I mentioned earlier that I read way more Marvel than I do DC, but still really enjoy some of the classic DC characters. That and the fact that creator Bruce Timm and company had started their own animated universe really appealed to me. This show has an established continuity from shows that aired both before and after Justice League. Batman: The Animated Series was one of them. Superman: The Animated Series was another. I had seen chunks of both and always enjoyed them; the first one was a particularly good cartoon. This show was a continuation of those two previous shows, so I decided to check it out. While still a cartoon, and certainly something kids can watch, Timm’s animated universe was something adults could enjoy as well. It’s a little more serious than stuff you grew up on, but still light and entertaining like a cartoon should be.

The show unfolds very similarly to a traditional story arc from a comic book. There are no standalone episodes. Each storyline consists of two or three episodes. This allows for more in-depth storylines, especially when you consider it’s only a half hour show. It also allowed me to explore the DC Universe more. There are characters, locations, and storylines I knew nothing about, and this show introduced me to some major DC stuff. I didn’t know who the Manhunters or Vandal Savage (a three episode series about him can be seen here) were. I knew who the Green Lantern was, but didn’t realize there were several of them. From my understanding of DC history, John Stewart, is not the most popular Green Lantern in the comics. There are more popular characters to carry the name, but I’m glad they chose Stewart. I think he’s kind of a bad-ass and it was nice to see one of the less popular Green Lanterns get some attention. To me, he is the Green Lantern. Phil LaMarr’s voice acting makes the character a strong presence. He is a big reason why I enjoy this lesser known version of the character.

Justice League: Season 1

Speaking of strong performance, Kevin Conroy is an excellent Batman and has been since 1992. He’s voiced the character in countless different shows and video games and whenever I think of Batman, I think of him. George Newbern (you might know of him from Adventures in Babysitting or Father of the Bride) does a great job as Superman. He replaced Tim Daly from Superman: The Animated Series, and some people didn’t care for that, but I prefer his voice to Daly’s. The other two performances that stand out to me are Susan Eisenberg’s and Maria Canal’s, as Wonder Woman and Hawk Girl respectively. They are both strong independent characters and each actress has a very commanding voice. Even if these characters didn’t have superpowers, I’d still be scared of them.

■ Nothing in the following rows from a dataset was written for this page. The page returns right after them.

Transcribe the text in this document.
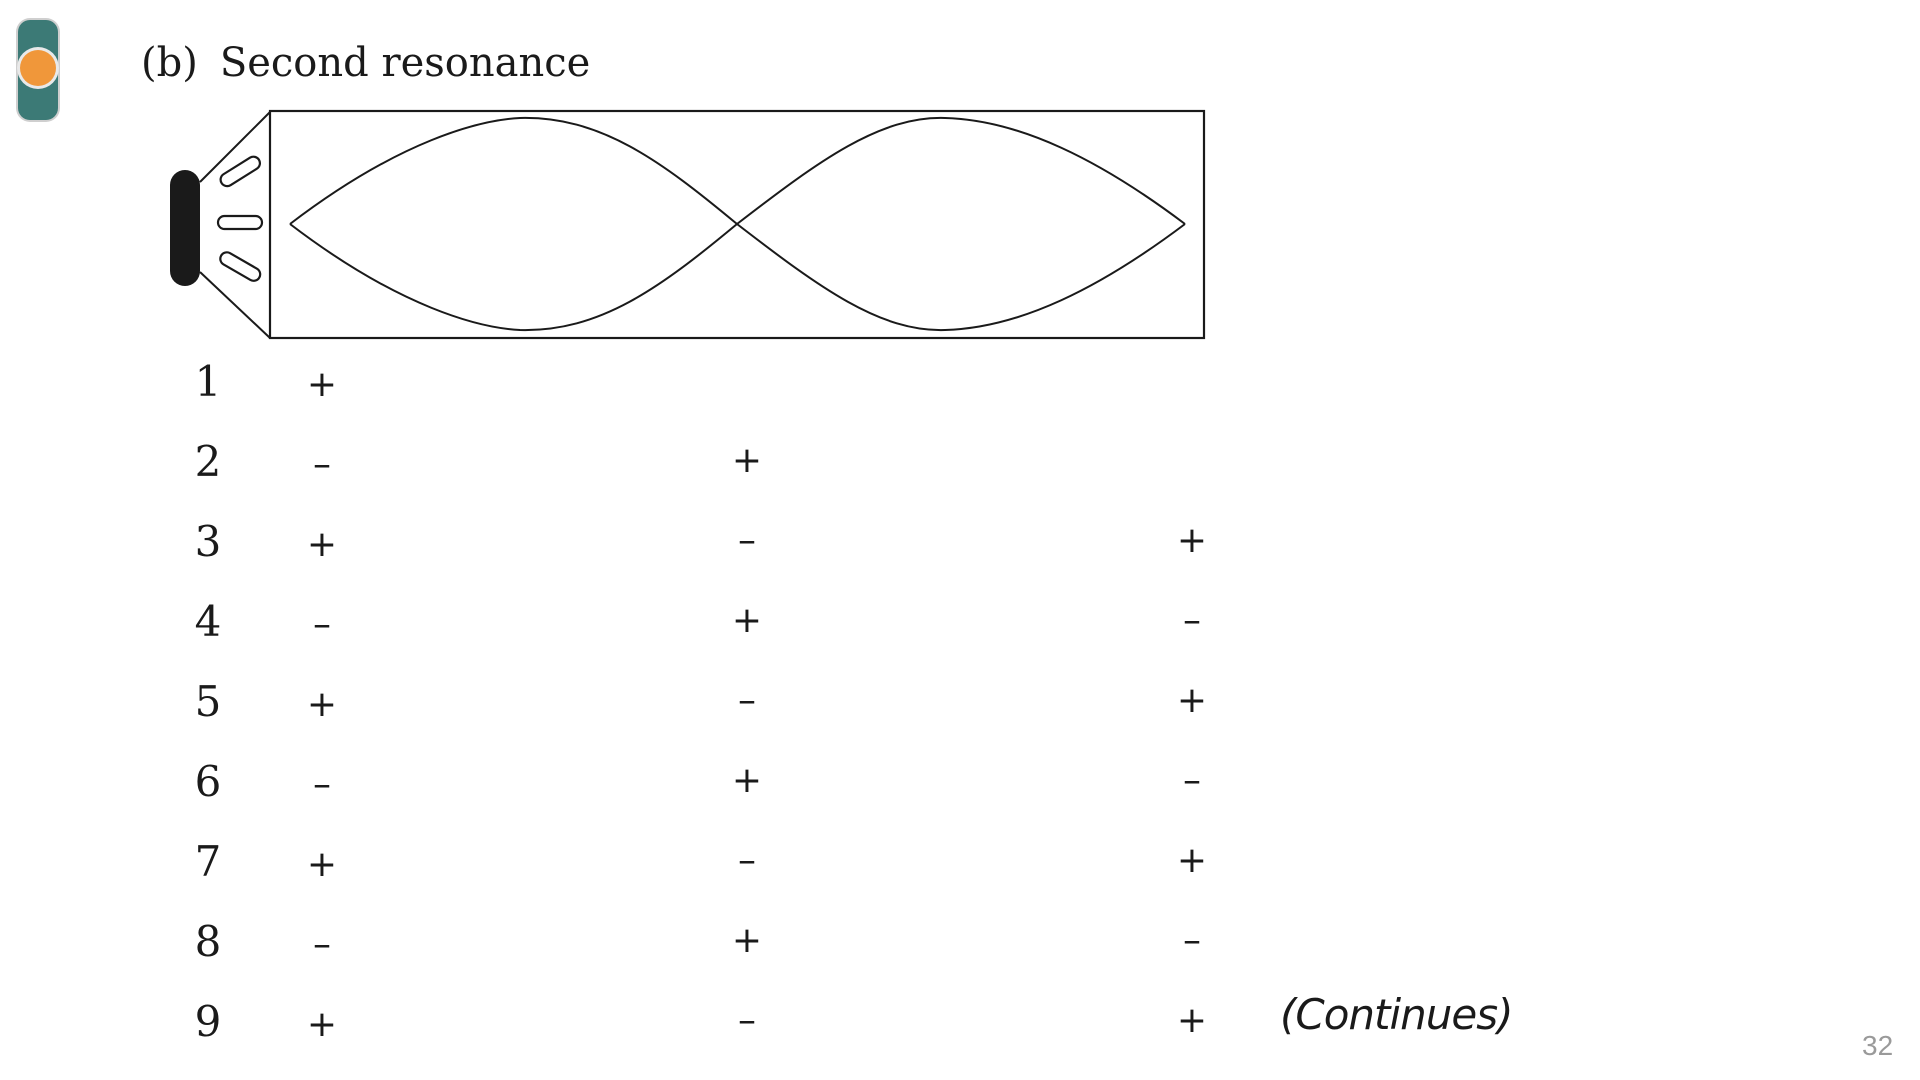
(b) Second resonance
1	+
2	–	+
3	+	–	+
4	–	+	–
5	+	–	+
6	–	+	–
7	+	–	+
8	–	+	–
9	+	–	+ (Continues)
32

The only complaints I have about the show are that I feel the show’s opening story arc, Secret Origins, wasn’t the strongest showing. My other gripe is that sometimes Timm’s minimalist style of animation doesn’t work so great, particularly when it comes to some of the aliens or monsters. Sometimes it is fine, others it looks like a kid drew it.

Other than that, if you are a fan of comic books, animation, and animation that explores some more in-depth or serious storylines, you might want to check this show out.

Rating: Thumbs up.

This review was written for your reading pleasure on July 9, 2013.